One commonly finds the following language in the indemnity provisions of a contract:

Acme shall indemnify, defend, and hold harmless Widgetco from…

But what do each of these terms mean? A very well respected authority on contract drafting Ken Adams has written numerous times on this topic and argues that all three terms mean the same thing and, in fact, one would replace the three terms with simply:

Acme agrees to indemnify Widgetco against both losses and liabiliites.

But no matter how I read the reformulated indemnity, it does not seem to imply that Widgetco never has to even dip his hand in his own pocket, a view that the court in Stewart Title Guarantee Co. holds when interpreting the term “save and hold harmless”.

In my view, the words “indemnify”, “save and hold harmless”, and “defend” are terms of art that mean the following (case law below):

  1. “Indemnify”. Means to make a person whole after the fact.
  2. “Save and Hold Harmless”.  Broader than “indemnify” and means the person saved and held harmless should never have to put his hand in his own pocket in respect of a claim.
  3. “Defend”. Arises at the earliest stages of litigation and exists regardless of whether the indemnitee is ultimately found liable.
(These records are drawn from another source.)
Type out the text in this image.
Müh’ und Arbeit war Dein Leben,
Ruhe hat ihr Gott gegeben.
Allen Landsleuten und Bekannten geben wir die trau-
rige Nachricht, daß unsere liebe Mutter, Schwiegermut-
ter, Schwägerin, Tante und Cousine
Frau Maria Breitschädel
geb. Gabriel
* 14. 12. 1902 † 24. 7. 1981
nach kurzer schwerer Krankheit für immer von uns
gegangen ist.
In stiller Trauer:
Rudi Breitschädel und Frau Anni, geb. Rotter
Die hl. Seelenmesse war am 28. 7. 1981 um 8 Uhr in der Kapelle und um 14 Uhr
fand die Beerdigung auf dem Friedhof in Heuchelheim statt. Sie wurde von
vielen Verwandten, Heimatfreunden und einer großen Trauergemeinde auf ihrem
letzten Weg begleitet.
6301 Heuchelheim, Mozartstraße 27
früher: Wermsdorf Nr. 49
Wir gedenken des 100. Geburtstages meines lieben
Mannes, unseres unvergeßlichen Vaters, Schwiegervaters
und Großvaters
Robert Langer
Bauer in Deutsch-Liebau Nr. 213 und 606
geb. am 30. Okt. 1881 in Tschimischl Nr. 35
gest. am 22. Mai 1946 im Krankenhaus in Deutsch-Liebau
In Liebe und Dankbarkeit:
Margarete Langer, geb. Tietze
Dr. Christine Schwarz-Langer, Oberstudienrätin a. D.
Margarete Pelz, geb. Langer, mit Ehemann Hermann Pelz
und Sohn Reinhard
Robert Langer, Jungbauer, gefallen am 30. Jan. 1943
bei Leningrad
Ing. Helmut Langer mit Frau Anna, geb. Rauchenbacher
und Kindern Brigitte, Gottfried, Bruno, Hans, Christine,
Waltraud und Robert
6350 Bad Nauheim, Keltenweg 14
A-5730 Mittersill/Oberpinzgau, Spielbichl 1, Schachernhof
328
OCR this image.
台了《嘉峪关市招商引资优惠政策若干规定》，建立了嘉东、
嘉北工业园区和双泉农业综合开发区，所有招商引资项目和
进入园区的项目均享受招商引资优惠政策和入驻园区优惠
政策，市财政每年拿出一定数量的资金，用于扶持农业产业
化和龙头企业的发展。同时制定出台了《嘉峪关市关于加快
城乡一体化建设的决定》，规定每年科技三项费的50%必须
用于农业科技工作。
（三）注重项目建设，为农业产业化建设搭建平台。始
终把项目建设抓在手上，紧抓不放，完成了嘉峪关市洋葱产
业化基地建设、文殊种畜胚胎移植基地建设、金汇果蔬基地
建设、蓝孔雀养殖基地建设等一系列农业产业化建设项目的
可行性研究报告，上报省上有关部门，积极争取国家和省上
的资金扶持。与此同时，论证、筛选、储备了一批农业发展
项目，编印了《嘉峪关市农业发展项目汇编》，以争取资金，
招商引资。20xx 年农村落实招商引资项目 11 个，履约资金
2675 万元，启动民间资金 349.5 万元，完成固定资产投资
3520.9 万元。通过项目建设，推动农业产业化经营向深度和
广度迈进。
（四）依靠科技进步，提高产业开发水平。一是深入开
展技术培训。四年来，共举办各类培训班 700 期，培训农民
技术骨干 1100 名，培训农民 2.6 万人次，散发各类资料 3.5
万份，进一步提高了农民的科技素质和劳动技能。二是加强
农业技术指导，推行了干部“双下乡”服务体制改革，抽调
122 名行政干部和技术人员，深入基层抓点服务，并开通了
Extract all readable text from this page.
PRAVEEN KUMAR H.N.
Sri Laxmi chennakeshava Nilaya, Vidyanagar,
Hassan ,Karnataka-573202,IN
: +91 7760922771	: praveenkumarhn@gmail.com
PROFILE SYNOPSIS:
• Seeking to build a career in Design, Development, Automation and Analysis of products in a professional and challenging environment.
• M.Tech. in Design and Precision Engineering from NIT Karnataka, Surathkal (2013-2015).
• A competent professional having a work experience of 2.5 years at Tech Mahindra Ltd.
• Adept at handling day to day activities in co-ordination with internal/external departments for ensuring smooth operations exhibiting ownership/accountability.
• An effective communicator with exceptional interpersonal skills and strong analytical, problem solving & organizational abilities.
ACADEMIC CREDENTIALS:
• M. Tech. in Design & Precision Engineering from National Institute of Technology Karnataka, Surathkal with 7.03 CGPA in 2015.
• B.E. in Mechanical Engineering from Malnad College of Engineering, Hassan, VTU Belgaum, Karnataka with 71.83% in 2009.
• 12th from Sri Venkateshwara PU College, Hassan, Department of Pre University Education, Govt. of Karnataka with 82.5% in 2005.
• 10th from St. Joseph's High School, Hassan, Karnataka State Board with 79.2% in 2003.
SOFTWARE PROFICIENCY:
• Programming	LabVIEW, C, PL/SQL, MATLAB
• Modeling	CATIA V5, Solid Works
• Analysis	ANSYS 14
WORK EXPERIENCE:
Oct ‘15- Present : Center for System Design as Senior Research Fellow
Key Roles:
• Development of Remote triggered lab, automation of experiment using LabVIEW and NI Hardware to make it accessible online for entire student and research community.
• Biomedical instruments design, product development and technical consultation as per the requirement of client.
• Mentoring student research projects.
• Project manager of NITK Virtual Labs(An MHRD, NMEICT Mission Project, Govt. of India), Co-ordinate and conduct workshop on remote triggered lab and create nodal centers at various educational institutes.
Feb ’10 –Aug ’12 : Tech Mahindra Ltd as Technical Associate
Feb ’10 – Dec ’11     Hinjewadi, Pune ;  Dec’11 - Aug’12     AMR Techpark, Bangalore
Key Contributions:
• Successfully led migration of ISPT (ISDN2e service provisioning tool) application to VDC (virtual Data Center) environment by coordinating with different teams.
The Canadian case, Stewart Title Guarantee Co v. Zeppieri in para. 17 states:

This language imposes two obligations on Stewart Title with respect to a member of the LSUC — to “indemnify” that member and to “save harmless” that member from claims arising under a title insurance policy. The contractual obligation to save harmless, in my view, is broader than that of indemnification. I accept the respondents’ submission that the obligation to “save harmless” means that a LSUC member should never have to put his hand in his pocket in respect of a claim covered by the terms of the 2005 Indemnity Agreement. Accordingly, the 2005 Indemnity Agreement requires Stewart Title to pay for the member’s ongoing costs of defending a claim that falls within the coverage of agreement. This interpretation not only is consistent with the plain meaning of the phrase “indemnify and save harmless”, it also is consistent with the case law, the business sense underpinning the 2005 Indemnity Agreement and the reasonable expectations of the parties

The American Case, Branch Banking & Trust Co v. Syntellect, Inc. states:

As a preliminary matter, both parties blur the distinction between the duty to defend and the duty to indemnify. In one count for breach of contract, the compliant alleges that Syntellect breached both its duty to defend and its duty to indemnify. Similarly, Syntellect’s motion to dismiss operates on the assumption that these two duties are one. However, the duty to defend and the duty to indemnify were two separated duties created by the contract…

The American Case, INA Ins. Co. v. Valley FOrge Ins. Co states:

The duty to defend, however, is not the same as the duty to indemnify. The duty to defend arises at the earliest stages of litigation and generally exists regardless of whether the insured is ultimately found liable. The duty to indemnify depends on whether the indemnitee engaged in actual, active wrongdoing. See Koch v. City of Seattle. The accrual of the obligation to provide a defense does not control the accrual of the obligation to indemnify.